In if condition, it is unclear what to do with it. The error is suggestive of whether to use a None or any of those.
import pandas as pd
if pd.Series([False, True, False]).any():
print("I am any")
Output
Its output is as follows −
I am any
To evaluate single-element pandas objects in a Boolean context, use the method .bool() −
import pandas as pd print pd.Series([True]).bool()
Output
Its output is as follows −
True
Bitwise Boolean
Bitwise Boolean operators like == and != will return a Boolean series, which is almost always what is required anyways.

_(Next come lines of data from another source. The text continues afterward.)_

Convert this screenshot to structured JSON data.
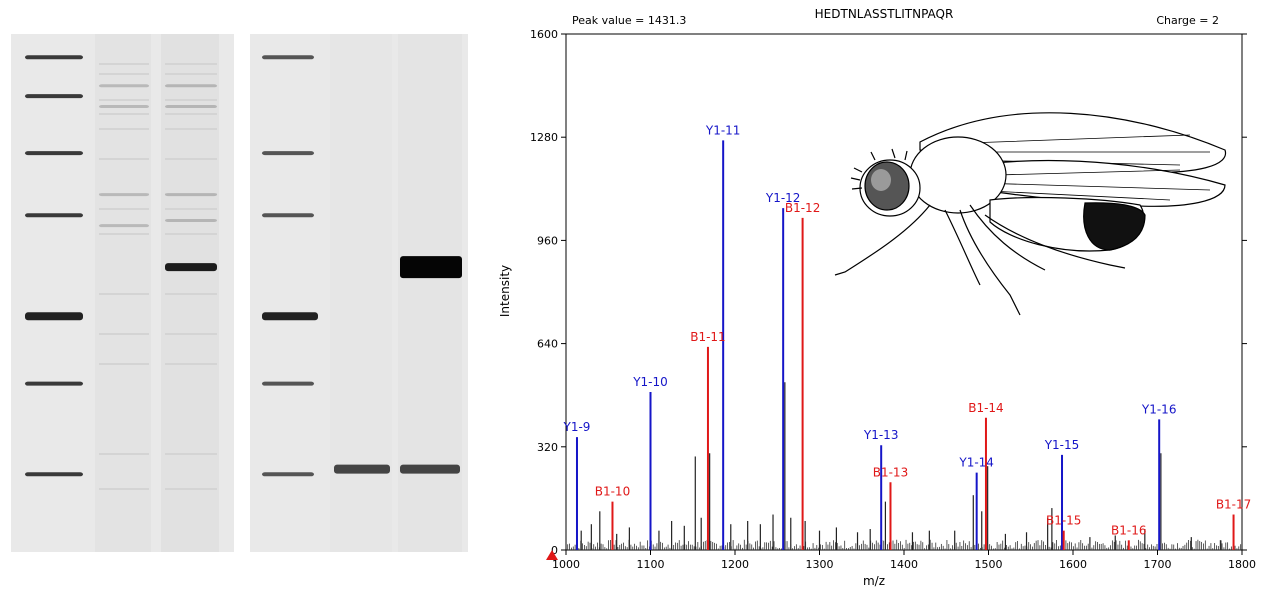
{
  "chart_data": {
    "type": "bar",
    "header": {
      "peak_value": "Peak value = 1431.3",
      "sequence": "HEDTNLASSTLITNPAQR",
      "charge": "Charge = 2"
    },
    "xlabel": "m/z",
    "ylabel": "Intensity",
    "xlim": [
      1000,
      1800
    ],
    "ylim": [
      0,
      1600
    ],
    "xticks": [
      "1000",
      "1100",
      "1200",
      "1300",
      "1400",
      "1500",
      "1600",
      "1700",
      "1800"
    ],
    "yticks": [
      "0",
      "320",
      "640",
      "960",
      "1280",
      "1600"
    ],
    "y_ions_color": "#1515c8",
    "b_ions_color": "#e01818",
    "series": [
      {
        "name": "Y ions",
        "peaks": [
          {
            "label": "Y1-9",
            "mz": 1013,
            "intensity": 350
          },
          {
            "label": "Y1-10",
            "mz": 1100,
            "intensity": 490
          },
          {
            "label": "Y1-11",
            "mz": 1186,
            "intensity": 1270
          },
          {
            "label": "Y1-12",
            "mz": 1257,
            "intensity": 1060
          },
          {
            "label": "Y1-13",
            "mz": 1373,
            "intensity": 325
          },
          {
            "label": "Y1-14",
            "mz": 1486,
            "intensity": 240
          },
          {
            "label": "Y1-15",
            "mz": 1587,
            "intensity": 295
          },
          {
            "label": "Y1-16",
            "mz": 1702,
            "intensity": 405
          }
        ]
      },
      {
        "name": "B ions",
        "peaks": [
          {
            "label": "B1-10",
            "mz": 1055,
            "intensity": 150
          },
          {
            "label": "B1-11",
            "mz": 1168,
            "intensity": 630
          },
          {
            "label": "B1-12",
            "mz": 1280,
            "intensity": 1030
          },
          {
            "label": "B1-13",
            "mz": 1384,
            "intensity": 210
          },
          {
            "label": "B1-14",
            "mz": 1497,
            "intensity": 410
          },
          {
            "label": "B1-15",
            "mz": 1589,
            "intensity": 60
          },
          {
            "label": "B1-16",
            "mz": 1666,
            "intensity": 30
          },
          {
            "label": "B1-17",
            "mz": 1790,
            "intensity": 110
          }
        ]
      }
    ],
    "noise_peaks": [
      {
        "mz": 1018,
        "intensity": 60
      },
      {
        "mz": 1030,
        "intensity": 80
      },
      {
        "mz": 1040,
        "intensity": 120
      },
      {
        "mz": 1060,
        "intensity": 50
      },
      {
        "mz": 1075,
        "intensity": 70
      },
      {
        "mz": 1110,
        "intensity": 60
      },
      {
        "mz": 1125,
        "intensity": 90
      },
      {
        "mz": 1140,
        "intensity": 75
      },
      {
        "mz": 1153,
        "intensity": 290
      },
      {
        "mz": 1160,
        "intensity": 100
      },
      {
        "mz": 1170,
        "intensity": 300
      },
      {
        "mz": 1195,
        "intensity": 80
      },
      {
        "mz": 1215,
        "intensity": 90
      },
      {
        "mz": 1230,
        "intensity": 80
      },
      {
        "mz": 1245,
        "intensity": 110
      },
      {
        "mz": 1259,
        "intensity": 520
      },
      {
        "mz": 1266,
        "intensity": 100
      },
      {
        "mz": 1283,
        "intensity": 90
      },
      {
        "mz": 1300,
        "intensity": 60
      },
      {
        "mz": 1320,
        "intensity": 70
      },
      {
        "mz": 1345,
        "intensity": 55
      },
      {
        "mz": 1360,
        "intensity": 65
      },
      {
        "mz": 1378,
        "intensity": 150
      },
      {
        "mz": 1410,
        "intensity": 55
      },
      {
        "mz": 1430,
        "intensity": 60
      },
      {
        "mz": 1460,
        "intensity": 60
      },
      {
        "mz": 1482,
        "intensity": 170
      },
      {
        "mz": 1492,
        "intensity": 120
      },
      {
        "mz": 1499,
        "intensity": 260
      },
      {
        "mz": 1520,
        "intensity": 50
      },
      {
        "mz": 1545,
        "intensity": 55
      },
      {
        "mz": 1570,
        "intensity": 100
      },
      {
        "mz": 1575,
        "intensity": 130
      },
      {
        "mz": 1620,
        "intensity": 40
      },
      {
        "mz": 1650,
        "intensity": 45
      },
      {
        "mz": 1685,
        "intensity": 65
      },
      {
        "mz": 1704,
        "intensity": 300
      },
      {
        "mz": 1740,
        "intensity": 40
      },
      {
        "mz": 1775,
        "intensity": 30
      }
    ]
  },
  "gels": {
    "left": {
      "ladder": [
        0.045,
        0.12,
        0.23,
        0.35,
        0.545,
        0.675,
        0.85
      ],
      "lane2_bands": [
        0.1,
        0.14,
        0.31,
        0.37
      ],
      "lane3_bands": [
        0.1,
        0.14,
        0.31,
        0.36,
        0.45
      ]
    },
    "right": {
      "ladder": [
        0.045,
        0.23,
        0.35,
        0.545,
        0.675,
        0.85
      ],
      "lane2_bands": [
        0.84
      ],
      "lane3_bands": [
        0.45,
        0.84
      ]
    }
  }
}
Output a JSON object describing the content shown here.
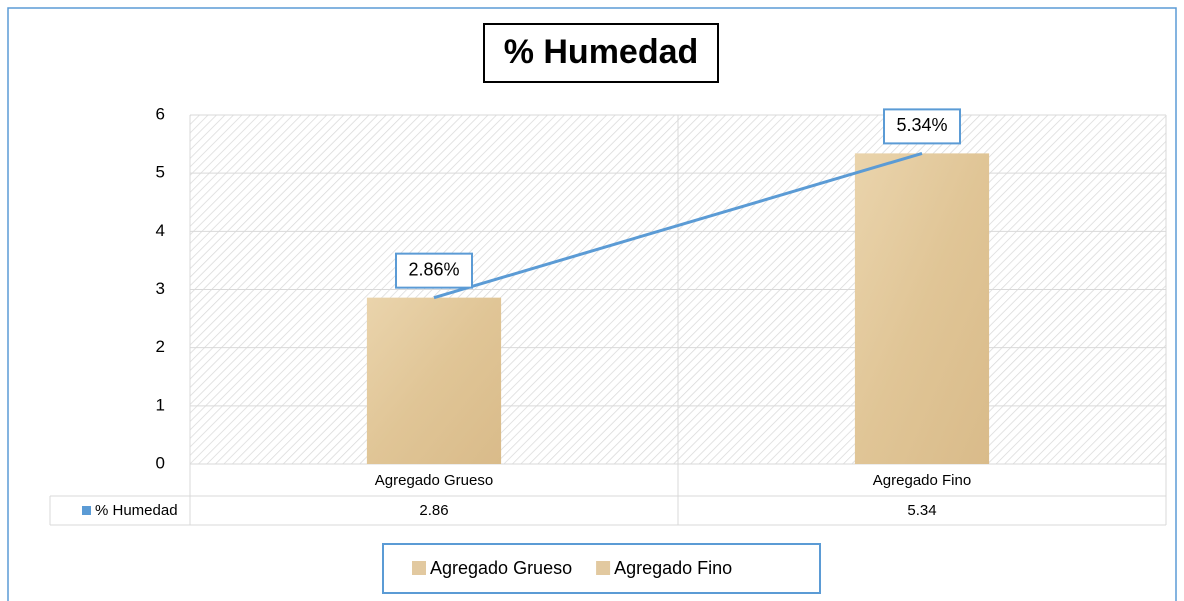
{
  "chart_data": {
    "type": "bar",
    "title": "% Humedad",
    "categories": [
      "Agregado Grueso",
      "Agregado Fino"
    ],
    "series_name": "% Humedad",
    "values": [
      2.86,
      5.34
    ],
    "value_labels": [
      "2.86%",
      "5.34%"
    ],
    "color": "#e2c9a0",
    "line_color": "#5b9bd5",
    "ylim": [
      0,
      6
    ],
    "yticks": [
      0,
      1,
      2,
      3,
      4,
      5,
      6
    ],
    "grid": true
  }
}
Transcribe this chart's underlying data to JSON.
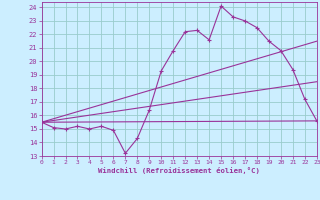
{
  "xlabel": "Windchill (Refroidissement éolien,°C)",
  "bg_color": "#cceeff",
  "line_color": "#993399",
  "grid_color": "#99cccc",
  "x_ticks": [
    0,
    1,
    2,
    3,
    4,
    5,
    6,
    7,
    8,
    9,
    10,
    11,
    12,
    13,
    14,
    15,
    16,
    17,
    18,
    19,
    20,
    21,
    22,
    23
  ],
  "y_ticks": [
    13,
    14,
    15,
    16,
    17,
    18,
    19,
    20,
    21,
    22,
    23,
    24
  ],
  "line1_x": [
    0,
    1,
    2,
    3,
    4,
    5,
    6,
    7,
    8,
    9,
    10,
    11,
    12,
    13,
    14,
    15,
    16,
    17,
    18,
    19,
    20,
    21,
    22,
    23
  ],
  "line1_y": [
    15.5,
    15.1,
    15.0,
    15.2,
    15.0,
    15.2,
    14.9,
    13.2,
    14.3,
    16.4,
    19.3,
    20.8,
    22.2,
    22.3,
    21.6,
    24.1,
    23.3,
    23.0,
    22.5,
    21.5,
    20.8,
    19.4,
    17.2,
    15.6
  ],
  "line2_x": [
    0,
    23
  ],
  "line2_y": [
    15.5,
    15.6
  ],
  "line3_x": [
    0,
    23
  ],
  "line3_y": [
    15.5,
    18.5
  ],
  "line4_x": [
    0,
    23
  ],
  "line4_y": [
    15.5,
    21.5
  ],
  "xlim": [
    0,
    23
  ],
  "ylim": [
    13,
    24.4
  ]
}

import pandas as pd s = pd.Series(range(5)) print s==4
Output
Its output is as follows −
0 False 1 False 2 False 3 False 4 True dtype: bool
isin Operation
This returns a Boolean series showing whether each element in the Series is exactly contained in the passed sequence of values.
import pandas as pd
s = pd.Series(list('abc'))
s = s.isin(['a', 'c', 'e'])
print s
Output
Its output is as follows −
0 True 1 False 2 True dtype: bool
Reindexing vs ix Gotcha
Many users will find themselves using the ix indexing capabilities as a concise means of selecting data from a Pandas object −
import pandas as pd
import numpy as np
df = pd.DataFrame(np.random.randn(6, 4), columns=['one', 'two', 'three',
'four'],index=list('abcdef'))
print df
print df.ix[['b', 'c', 'e']]
Output
Its output is as follows −
one two three four
a -1.582025 1.335773 0.961417 -1.272084
b 1.461512 0.111372 -0.072225 0.553058
c -1.240671 0.762185 1.511936 -0.630920
d -2.380648 -0.029981 0.196489 0.531714
e 1.846746 0.148149 0.275398 -0.244559
f -1.842662 -0.933195 2.303949 0.677641
one two three four
b 1.461512 0.111372 -0.072225 0.553058
c -1.240671 0.762185 1.511936 -0.630920
e 1.846746 0.148149 0.275398 -0.244559
This is, of course, completely equivalent in this case to using the reindex method −
import pandas as pd
import numpy as np
df = pd.DataFrame(np.random.randn(6, 4), columns=['one', 'two', 'three',
'four'],index=list('abcdef'))
print df
print df.reindex(['b', 'c', 'e'])
Output
Its output is as follows −
one two three four
a 1.639081 1.369838 0.261287 -1.662003
b -0.173359 0.242447 -0.494384 0.346882
c -0.106411 0.623568 0.282401 -0.916361
d -1.078791 -0.612607 -0.897289 -1.146893
e 0.465215 1.552873 -1.841959 0.329404
f 0.966022 -0.190077 1.324247 0.678064
one two three four
b -0.173359 0.242447 -0.494384 0.346882
c -0.106411 0.623568 0.282401 -0.916361
e 0.465215 1.552873 -1.841959 0.329404
Some might conclude that ix and reindex are 100% equivalent based on this. This is true except in the case of integer indexing. For example, the above operation can alternatively be expressed as −
import pandas as pd
import numpy as np
df = pd.DataFrame(np.random.randn(6, 4), columns=['one', 'two', 'three',
'four'],index=list('abcdef'))
print df
print df.ix[[1, 2, 4]]
print df.reindex([1, 2, 4])
Output
Its output is as follows −
one two three four
a -1.015695 -0.553847 1.106235 -0.784460
b -0.527398 -0.518198 -0.710546 -0.512036
c -0.842803 -1.050374 0.787146 0.205147
d -1.238016 -0.749554 -0.547470 -0.029045
e -0.056788 1.063999 -0.767220 0.212476
f 1.139714 0.036159 0.201912 0.710119
one two three four
b -0.527398 -0.518198 -0.710546 -0.512036
c -0.842803 -1.050374 0.787146 0.205147
e -0.056788 1.063999 -0.767220 0.212476
one two three four
1 NaN NaN NaN NaN
2 NaN NaN NaN NaN
4 NaN NaN NaN NaN
It is important to remember that reindex is strict label indexing only. This can lead to some potentially surprising results in pathological cases where an index contains, say, both integers and strings.